Il cambiamento è (spesso) evoluzione

Erano attesi, richiesti, perfino agognati e finalmente sono arrivati. Dopo anni di attesa sono usciti alcuni tra gli album più aspettati e su cui c’era più hype. Parte degli ascoltatori e dei fan degli artisti in questione ne è rimasta soddisfatta, altri invece ne sono rimasti delusi, per le motivazioni più disparate. Nonostante infatti non si possa generalizzare e individuare un’unica critica che viene mossa agli autori di questi progetti, le lamentele spesso si riducono a questa “accusa”: «sei cambiato, non sei più quello di … (inserire nome del disco di esordio)». Ma il cambiamento non è quasi mai un difetto.

Non siamo più quelli di Mi Fist

L’ultimo album dei Club Dogo si chiama Non siamo più quelli di Mi Fist, e il titolo riprende la critica che spesso veniva fatto al golden trio del rap italiano: i tre rapper venivano accusati di aver cambiato il proprio stile e di non essere più originali, entusiasmanti, o semplicemente bravi rispetto agli inizi (Mi Fist è il loro disco d’esordio). Chi accusa un rapper – o un artista – di essere cambiato, lo fa perché non riconosce più nelle sue canzoni ciò che lo aveva fatto interessare alla sua musica. Quando infatti un ascoltatore si appassiona ad un artista, individua degli elementi ben definiti nei suoi brani ed eventualmente collega ad essi degli aspetti della propria vita: ad esempio una vacanza, una persona o un luogo in particolare. La musica di quell’artista entra così a pieno nella quotidianità dell’ascoltatore, che sente un legame con i brani e con l’autore stesso.

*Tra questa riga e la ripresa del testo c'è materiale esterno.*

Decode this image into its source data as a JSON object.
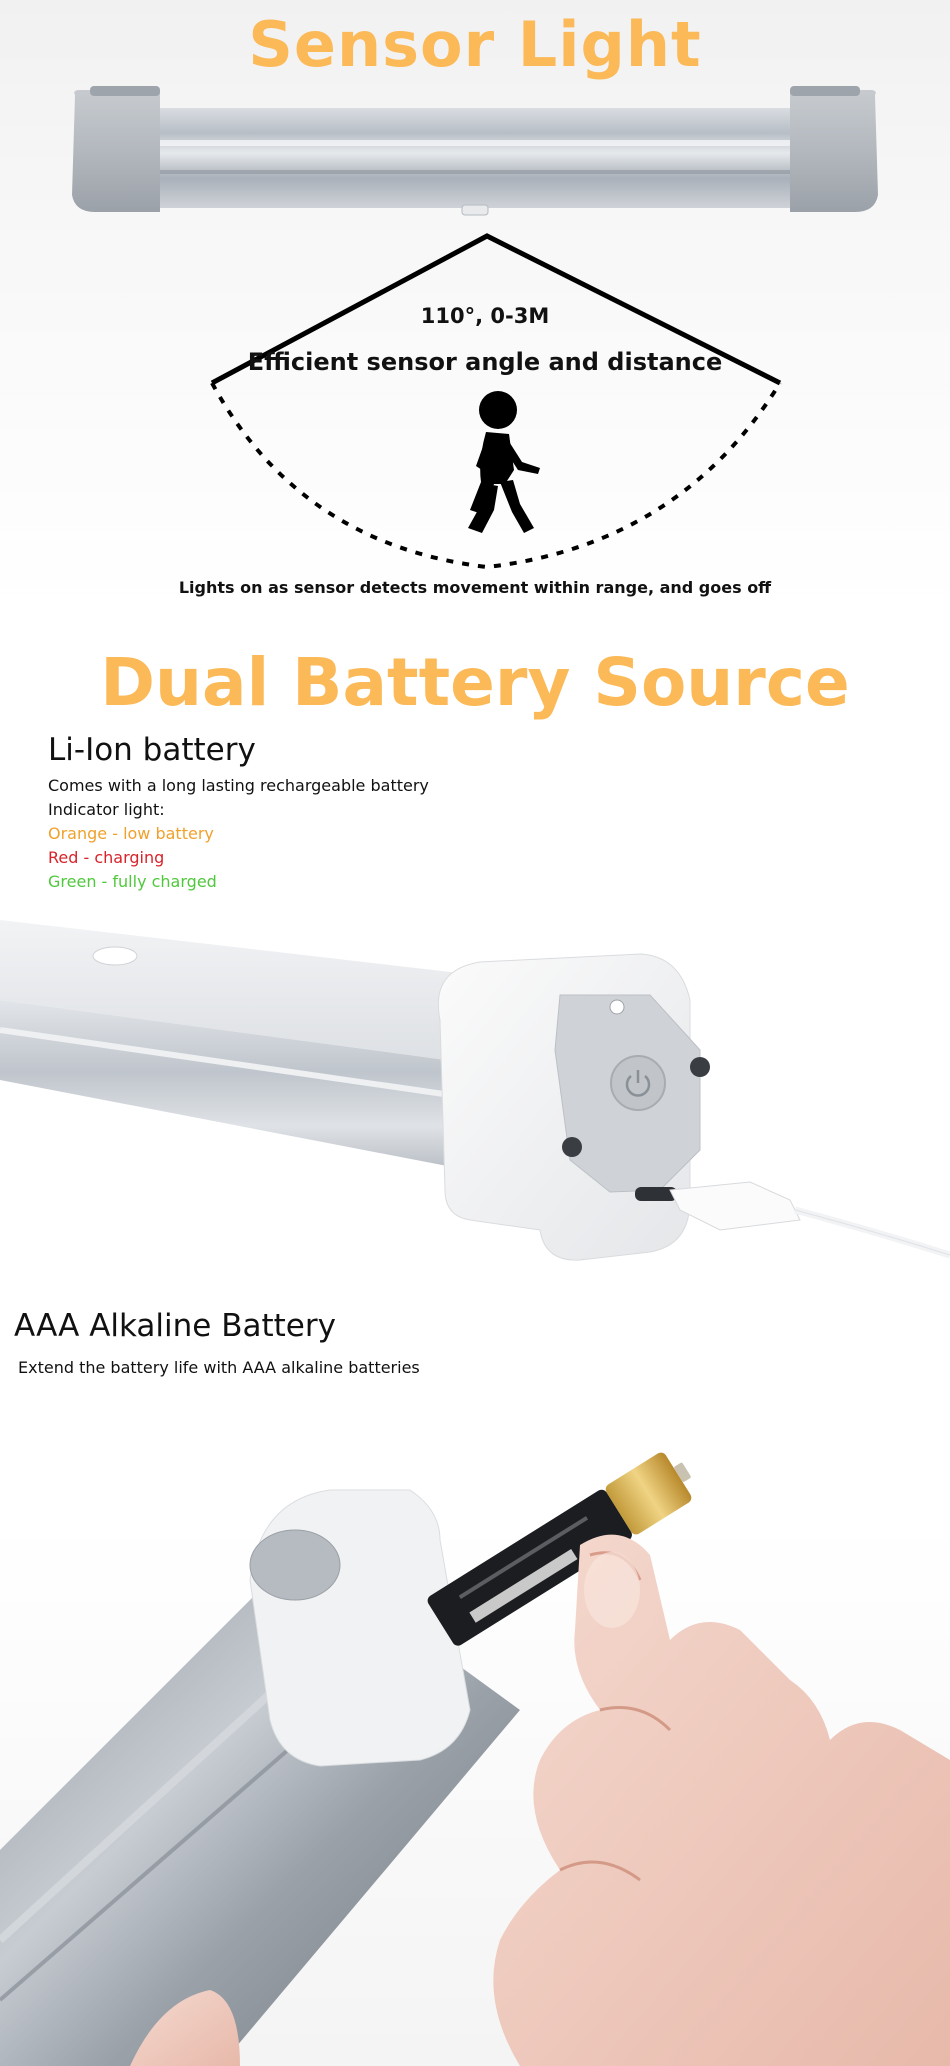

Il cambiamento è evoluzione

Può accadere però che il rapper in questione cambi il proprio stile, l’attitudine o addirittura il genere musicale di riferimento: quello che per alcuni può essere un semplice passaggio da un tipo di musica ad un altro, per altri (spesso per l’autore in primis) è una vera e propria evoluzione. Elemento essenziale delle varie espressioni artistiche è, secondo me, la spinta a spaziare e a sperimentare continuamente. Tale spinta è il motore che permette agli artisti di creare opere sempre nuove, almeno apparentemente. Il rap in questo non fa eccezione. I cambiamenti di stile e le evoluzioni che sono avvenute negli anni hanno portato il genere a crescere e ad ampliarsi: dal primo boombap degli anni ’80 si è arrivati alla trap di questo decennio e si arriverà a sottogeneri sempre nuovi e diversi. Questa evoluzione non sarebbe potuta accadere se gli artisti fossero rimasti fermi al loro stile originario e se avessero scelto di “non cambiare mai”.

Crescere con l’artista

È legittimo dunque che un ascoltatore smetta di seguire un artista perché non si sente più rappresentato dalla sua musica, e che continui ad ascoltare i brani di cui si era innamorato. È altrettanto legittimo, però, che un artista cambi il proprio stile e si evolva. Continuare a fare le stesse cose per anni o addirittura per decenni sarebbe sminuente per l’artista in primo luogo, ma sarebbe inutile anche per chi ascolta la sua musica. L’equilibrio perfetto si raggiunge quando ascoltatore e artista crescono assieme, in modo che entrambi si sentano rappresentati dal cambio e dalla crescita che viene poi messa in musica. A te è mai successo? Se sì, con quale artista?